Thursday, August 25, 2011

THE TRAVELING PIERCE'S............................................

Travelling has been part of our lives ever since Dad and I were married.  On our six week honeymoon we travelled by train, planes, cars and buses, in sixteen different countries in Canada, Europe, England, the Middle East and Africa.  Too bad we never clocked all the miles we have travelled since that time by various means.

When I was a child, my parents were also travelers.  We travelled by ship and plane and trucks and cars in Africa.  Those were the days of the wood burning trains in Africa, and you always wore the oldest thing in your wardrobe as at the end of the trip the dress or shirt would be full of tiny holes, burned by the cinders flying back out of the train's wood burning engine!   Those trains were not the cleanest places in the world either.  At times the toilets would overflow, the water running down the aisles!

Several times - as a teenager - I would walk to distant villages with my Dad on a Sunday afternoon when he went to evangelize. We also bumped over rough, stony paths in the bush to reach some villages and slept on cots under the stars overnight after an evangelistic meeting. 

Together - and with you kids in tow - we travelled all over the States on furloughs.  I mentioned before how our family and Uncle Jim and Aunt Donna drove all the way from Nyack to Los Angeles our first furlough.  Some years later, when you, Mark, were in eighth grade, Dad and I got on route 80 in NYC and travelled  its entire length to end up in San Francisco.  We knew you would never make it on that kind of trip and so we flew you out ahead of us!  It was a fun trip for us and took us almost a week!  That was the last time we saw Aunt Donna, as they left for Paris and she died there. 

Most of you remember the freighter trips. They were fun the first few days but got kind of boring after a few days at sea.  We did have opportunity to stop and visit the Azores and Monrovia, also Conakry, before arriving in the port city of Abidjan where we debarked and then faced that long road north to Burkina. Those were restful trips for us. Somehow, we always scheduled meetings and family visits right up til we sailed and then had two weeks of vacation, relaxing at sea.  That time at sea was a sort of buffer zone between busy-ness in the U.S. and getting back into the thick of things when we got to Africa, so we enjoyed the sea voyage. 

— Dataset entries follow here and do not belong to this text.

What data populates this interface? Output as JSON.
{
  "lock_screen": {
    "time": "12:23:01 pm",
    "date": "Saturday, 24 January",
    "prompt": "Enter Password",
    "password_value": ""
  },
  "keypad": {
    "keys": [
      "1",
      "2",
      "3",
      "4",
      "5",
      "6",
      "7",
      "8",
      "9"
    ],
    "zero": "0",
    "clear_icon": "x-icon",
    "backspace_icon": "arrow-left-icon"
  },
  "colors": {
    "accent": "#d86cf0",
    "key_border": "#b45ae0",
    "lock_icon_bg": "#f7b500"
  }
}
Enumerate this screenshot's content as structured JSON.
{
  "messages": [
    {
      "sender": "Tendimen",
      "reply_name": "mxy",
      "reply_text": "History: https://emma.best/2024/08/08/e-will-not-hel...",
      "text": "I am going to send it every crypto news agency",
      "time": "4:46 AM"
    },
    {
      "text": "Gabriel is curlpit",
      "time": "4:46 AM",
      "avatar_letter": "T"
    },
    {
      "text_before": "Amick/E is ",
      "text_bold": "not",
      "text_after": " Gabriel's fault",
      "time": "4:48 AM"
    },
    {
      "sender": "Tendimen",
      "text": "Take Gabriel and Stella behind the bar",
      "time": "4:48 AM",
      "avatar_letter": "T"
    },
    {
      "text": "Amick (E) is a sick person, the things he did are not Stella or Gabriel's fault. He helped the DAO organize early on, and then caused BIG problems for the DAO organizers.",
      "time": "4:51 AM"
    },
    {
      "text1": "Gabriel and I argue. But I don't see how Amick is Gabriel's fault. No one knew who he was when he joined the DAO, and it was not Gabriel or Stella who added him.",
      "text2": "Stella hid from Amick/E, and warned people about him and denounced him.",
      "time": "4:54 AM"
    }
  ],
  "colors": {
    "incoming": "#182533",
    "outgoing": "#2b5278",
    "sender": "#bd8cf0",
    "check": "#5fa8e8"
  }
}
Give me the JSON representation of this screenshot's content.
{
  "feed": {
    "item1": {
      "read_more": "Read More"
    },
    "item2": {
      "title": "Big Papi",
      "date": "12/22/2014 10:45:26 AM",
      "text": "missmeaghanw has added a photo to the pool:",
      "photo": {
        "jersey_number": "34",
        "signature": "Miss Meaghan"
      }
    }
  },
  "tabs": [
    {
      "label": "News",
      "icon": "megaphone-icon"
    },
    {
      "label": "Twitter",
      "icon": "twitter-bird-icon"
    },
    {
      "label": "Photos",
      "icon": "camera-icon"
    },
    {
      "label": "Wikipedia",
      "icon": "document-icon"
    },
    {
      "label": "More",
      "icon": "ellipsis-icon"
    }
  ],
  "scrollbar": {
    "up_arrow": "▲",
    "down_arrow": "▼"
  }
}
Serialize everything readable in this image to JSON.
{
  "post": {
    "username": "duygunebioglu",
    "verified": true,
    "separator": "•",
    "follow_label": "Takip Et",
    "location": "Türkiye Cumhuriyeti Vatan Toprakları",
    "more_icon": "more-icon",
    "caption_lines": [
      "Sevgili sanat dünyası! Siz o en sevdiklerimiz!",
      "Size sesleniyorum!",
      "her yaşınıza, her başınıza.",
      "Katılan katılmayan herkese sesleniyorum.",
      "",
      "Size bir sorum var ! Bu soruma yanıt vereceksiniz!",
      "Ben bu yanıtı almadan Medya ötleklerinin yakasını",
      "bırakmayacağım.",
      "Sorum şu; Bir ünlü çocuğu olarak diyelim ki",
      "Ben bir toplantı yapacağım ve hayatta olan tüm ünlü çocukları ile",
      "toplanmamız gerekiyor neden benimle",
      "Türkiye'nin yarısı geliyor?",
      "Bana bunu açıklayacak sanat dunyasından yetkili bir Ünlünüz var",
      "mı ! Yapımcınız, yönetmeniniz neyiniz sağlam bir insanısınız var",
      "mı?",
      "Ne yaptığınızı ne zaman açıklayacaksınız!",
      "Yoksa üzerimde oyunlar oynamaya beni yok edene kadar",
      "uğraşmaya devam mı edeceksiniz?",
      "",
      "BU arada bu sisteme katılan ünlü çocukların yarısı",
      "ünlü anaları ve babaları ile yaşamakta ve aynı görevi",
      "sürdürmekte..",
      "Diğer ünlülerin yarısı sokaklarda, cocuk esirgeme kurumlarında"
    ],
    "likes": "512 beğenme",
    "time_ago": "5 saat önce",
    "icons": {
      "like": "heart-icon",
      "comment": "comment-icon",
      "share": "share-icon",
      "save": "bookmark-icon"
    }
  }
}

Our first term in Africa, the roads were horrendous, nothing was paved, so the swirls of dust followed us - and enveloped us.  When we ordered a new International, Dad did not know that you had to order the windows for the back seat, and so it came looking like a delivery truck - with seats in the back but no windows!  What a shock!  And how the dust rolled in and stayed inside the vehicle amd showered us.  Even after a short ride, we arrived at our destination with our skin and clothes full of red dust!  We wore hats and eyeglasses to protect our hair and eyes, but that red dust was all-invading!!

There were not many bridges over the infrequent river bridges in those days. One year going to Kankan for conference, Uncle Herb Nehlsen's truck went on the ferry boat and because there was no wedge or bricks to stop it - it rolled right off the other side into the river!  What a mess that was, getting it out of the water and running again.  Those long trips by car over horrible roads were something we never missed after the governments paved our main roads! 

Trips out of the country - three times to Puerto Rico and also to Kurdistan were also unforgettable.  Beautiful places, both of them, and we loved visiting there.   More about that later.... During Home Assignments we travelled on tours all over the USA, but we also drove down to Florida every furlough to visit Grandma Pierce.  Again there were no car seats in those days and no seat belts, and so you kids moved around and we stopped frequently so that we could all get out and stretch. One furlough we had a station wagon and that was handy as we could make a bed in back for you to play on and occasionally nap. 

After all those years of travelling, both here and overseas, travel is in our blood, and we are still ready to start a long trip at the drop of a hat!  More next time about visits to you kids as you lived all over the place!   

1 comment:

  1. Yes, we certainly were big travelers! When I think back on it, I can't believe how adventurous you and Dad were! Traveling is so much easier nowadays.